Sinull eo ntarkoitukseen. Voi tvälkynt äe iol evaihtoehto, susurran los árboles y el viento a Pergo. Pergo se sube a su taburete y se lanza de un clavado al pantano lodoso. Sólo que en lugar de el lodo blancuzco del que hubiera esperado verse cubierto no lo toca, pues Pergo pasa a través de la superficie y aterriza sobre un colchón esponjoso y húmedo con aroma a Frutos del Bosque, en una caverna algunos metros por debajo del pantano.
Dicho colchón resulta ser la cabeza de un frondoso hongo, y dicho hongo ahora se mueve a lo largo de la cueva, como si hubiera esperado la llegada de Pergo durante miles de años luz. En la parte inferior del hongo, sin embargo, algo se está cocinando.
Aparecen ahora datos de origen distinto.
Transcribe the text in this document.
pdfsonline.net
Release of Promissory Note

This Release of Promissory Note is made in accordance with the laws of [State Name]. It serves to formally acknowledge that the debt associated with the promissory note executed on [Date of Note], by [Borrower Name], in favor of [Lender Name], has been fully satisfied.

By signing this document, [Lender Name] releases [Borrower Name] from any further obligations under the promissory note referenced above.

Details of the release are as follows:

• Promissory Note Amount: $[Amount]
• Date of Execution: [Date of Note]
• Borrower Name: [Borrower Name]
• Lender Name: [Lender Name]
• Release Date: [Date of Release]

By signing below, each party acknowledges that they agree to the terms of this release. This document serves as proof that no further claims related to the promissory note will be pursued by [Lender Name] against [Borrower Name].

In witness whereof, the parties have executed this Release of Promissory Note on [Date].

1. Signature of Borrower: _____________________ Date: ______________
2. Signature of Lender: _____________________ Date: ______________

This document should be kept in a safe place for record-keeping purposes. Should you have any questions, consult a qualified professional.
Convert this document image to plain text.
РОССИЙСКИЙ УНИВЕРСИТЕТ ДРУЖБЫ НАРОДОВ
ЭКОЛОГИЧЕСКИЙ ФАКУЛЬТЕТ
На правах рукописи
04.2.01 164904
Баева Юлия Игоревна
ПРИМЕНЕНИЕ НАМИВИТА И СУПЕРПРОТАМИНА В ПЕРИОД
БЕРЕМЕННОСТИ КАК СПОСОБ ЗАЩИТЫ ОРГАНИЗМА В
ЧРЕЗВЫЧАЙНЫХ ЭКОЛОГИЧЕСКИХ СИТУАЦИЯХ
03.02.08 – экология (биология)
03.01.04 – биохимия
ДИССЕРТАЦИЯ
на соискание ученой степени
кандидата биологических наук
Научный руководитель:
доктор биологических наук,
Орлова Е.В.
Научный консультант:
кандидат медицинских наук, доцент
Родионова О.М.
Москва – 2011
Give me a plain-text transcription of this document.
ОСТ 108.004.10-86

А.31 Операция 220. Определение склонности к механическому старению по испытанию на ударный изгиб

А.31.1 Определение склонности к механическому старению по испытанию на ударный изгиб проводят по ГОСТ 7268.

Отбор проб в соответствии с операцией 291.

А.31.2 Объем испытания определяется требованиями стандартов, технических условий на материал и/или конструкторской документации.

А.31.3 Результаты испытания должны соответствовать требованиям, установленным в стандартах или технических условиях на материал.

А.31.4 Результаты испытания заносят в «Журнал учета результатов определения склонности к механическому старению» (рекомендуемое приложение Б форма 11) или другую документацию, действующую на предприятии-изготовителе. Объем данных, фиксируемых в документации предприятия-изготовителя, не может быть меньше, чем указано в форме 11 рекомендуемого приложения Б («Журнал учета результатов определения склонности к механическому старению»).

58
Un tifón en la distancia se llevó a una cabra. Eso es todo en lo que puede pensar Cletus, quien, montado sobre un dandelio junto con el Mardigrás y flotando a la deriva visualiza un tifón en el medio del Océano Dártago.
Temiendo por su vida, se apresura a coser tapioca a toda volecidad, mientras el Mardigrás con una calma inusual se despoja de sus pojas y se despija de sus vergüenzas¹.

Pasado un largo rato mientras Pergo viaja a lomo de hongo, el aire comienza a hacerse menos húmedo y pesado, y en el techo del túnel subterráneo aparecen ahora raíces, cada vez más largas a medida que avanzan. Finalmente y sin previo aviso, irrumpen en la noche abierta, y Pergo se maravilla, pues una estela de nebulosas, estrellas, cúmulos, halos, auroras, cuásares y lluvias de meteoros recubren la bóveda celeste, y él es incapaz de reconocer a la mayoría. Busca la Estrella del Poniente y la localiza a unos 120 dragos de separación gangular de donde la viera la noche pasada.
El hongo sigue desplazándose suavemente colina abajo, y Pergo reconoce el valle como el suyo propio, solo que donde debería estar Carlbabia no la hay; en su lugar hay una luz blanca tan penetrante que duele mirar.

¹ N. del N.: expresión coloquial muy en boga en Carlbabia. Hay una anécdota muy poco interesante detrás de esto, tanto es así que el último que intentó recordarla quedó en un coma de aburrimiento. Basta aclarar que usé esta expresión para ilustrar la situación de desnudarse de forma pintoresca y acorde a las añoranzas costumbristas del Mardigrás.